62      After a consideration of all of the evidence, I am satisfied, that the extent of the aggravation caused by the injury has resulted in a permanent condition giving rise to consequences which satisfy the narrative test.

63      Accordingly, I grant leave to the plaintiff to bring common law proceedings for pain and suffering damages in relation to her neck injury on 13 June 2008.

64      I will hear the parties on the issue of costs.

- - -

Annexure A

(1)The plaintiff tendered following material:

Exhibit 1

·Printout of consultations with Mr Arico in relation to neck over the period from 4 February 2006 to 29 October 2012.

Exhibit 2

·Letter from Allianz to the plaintiff dated 8 December 2009 at pages 8-14 of the Plaintiff’s Court Book (“PCB”).

Exhibit 3

·Affidavits of the plaintiff sworn 20 July 2011 and 19 November 2012 at pages 24-39 PCB.

Exhibit 4

·Medical report of Associate Professor Peter Gates dated 21 November 2000

·Medical report of Dr Cameron Shaw, including nerve conduction study, dated 11 March 2011

·MRI scan of cervical spine undertaken at Barwon Medical Imaging, dated 29 March 2011

·Plain x-ray of cervical spine dated 27 January 2006

·Further plain x-ray of cervical spine and skull dated 5 July 2008

·Selective history reports from Dr J Dunning with attached letters from Joe Arico, physiotherapist, dated 12 March 2009

·Medical reports of Dr K Threlfall dated 16 July 2008, 19 November 2008, 14 October 2009, 22 December 2010, 20 April 2011, 24 November 2011, 22 February 2012 and 24 February 2012, and various attached letters

·Medical report of Dr Cameron Shaw to Dr J Dunning dated 31 May 2011

·Report of orthopaedic surgeon, Mr P Kierce, dated 19 November 2009

·Report of neurosurgeon, Mr D Brownbill, dated 16 August 2012

All such material found at pages 41-62 and 67-91 of the PCB.
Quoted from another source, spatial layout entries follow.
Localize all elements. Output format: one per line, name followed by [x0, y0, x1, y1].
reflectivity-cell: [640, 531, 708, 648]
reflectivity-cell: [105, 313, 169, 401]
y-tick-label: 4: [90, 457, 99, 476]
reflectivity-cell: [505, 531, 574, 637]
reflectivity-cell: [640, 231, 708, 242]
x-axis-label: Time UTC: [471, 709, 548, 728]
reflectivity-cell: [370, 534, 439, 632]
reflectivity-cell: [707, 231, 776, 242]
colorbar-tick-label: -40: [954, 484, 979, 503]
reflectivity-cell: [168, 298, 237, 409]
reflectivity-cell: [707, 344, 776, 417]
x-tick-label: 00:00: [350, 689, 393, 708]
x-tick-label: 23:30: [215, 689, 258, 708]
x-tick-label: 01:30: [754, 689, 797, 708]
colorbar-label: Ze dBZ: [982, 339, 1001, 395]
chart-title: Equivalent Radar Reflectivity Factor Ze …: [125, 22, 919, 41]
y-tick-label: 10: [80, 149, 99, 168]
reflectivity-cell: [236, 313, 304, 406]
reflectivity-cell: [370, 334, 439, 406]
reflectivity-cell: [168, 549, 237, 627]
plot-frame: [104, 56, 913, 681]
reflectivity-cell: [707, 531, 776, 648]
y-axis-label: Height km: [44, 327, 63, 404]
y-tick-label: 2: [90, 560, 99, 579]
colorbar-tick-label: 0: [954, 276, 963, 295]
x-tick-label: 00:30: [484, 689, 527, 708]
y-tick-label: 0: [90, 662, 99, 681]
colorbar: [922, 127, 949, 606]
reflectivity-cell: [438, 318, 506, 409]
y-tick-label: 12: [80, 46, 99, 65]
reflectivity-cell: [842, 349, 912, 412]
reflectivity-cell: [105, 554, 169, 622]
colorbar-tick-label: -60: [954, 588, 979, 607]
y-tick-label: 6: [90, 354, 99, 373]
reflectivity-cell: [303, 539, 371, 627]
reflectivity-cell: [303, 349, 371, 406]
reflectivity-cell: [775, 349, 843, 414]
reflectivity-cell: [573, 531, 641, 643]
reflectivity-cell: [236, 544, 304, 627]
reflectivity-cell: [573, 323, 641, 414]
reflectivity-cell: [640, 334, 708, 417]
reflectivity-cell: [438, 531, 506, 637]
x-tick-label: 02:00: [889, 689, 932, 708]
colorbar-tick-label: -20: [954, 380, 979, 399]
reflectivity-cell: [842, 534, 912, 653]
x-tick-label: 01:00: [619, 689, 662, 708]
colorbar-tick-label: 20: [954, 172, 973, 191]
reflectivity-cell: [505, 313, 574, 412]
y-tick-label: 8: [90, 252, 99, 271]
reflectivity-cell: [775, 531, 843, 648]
(2)The defendants tendered the following material:

Exhibit A

·McKenzie Institute lumbar spine assessment and clinical records of Mr Joe Arico, together with his report dated 8 February 2006.  Such documents found at pages 53-84 of the Defendants’ Court Book (“DCB”).

Exhibit B

·Reports of the orthopaedic surgeon, Mr M Dooley, dated 23 November 2011 and 13 June 2012, found at pages 85-91 DCB.

Exhibit C

·Medical notes of Dr Newman at the HealthE Medical Centre at pages 92-100 DCB.

Exhibit D

·Clinical notes from Corio Medical Centre at pages 101-103 DCB.

Exhibit E

·Villamanta clinical documents consisting of five pages.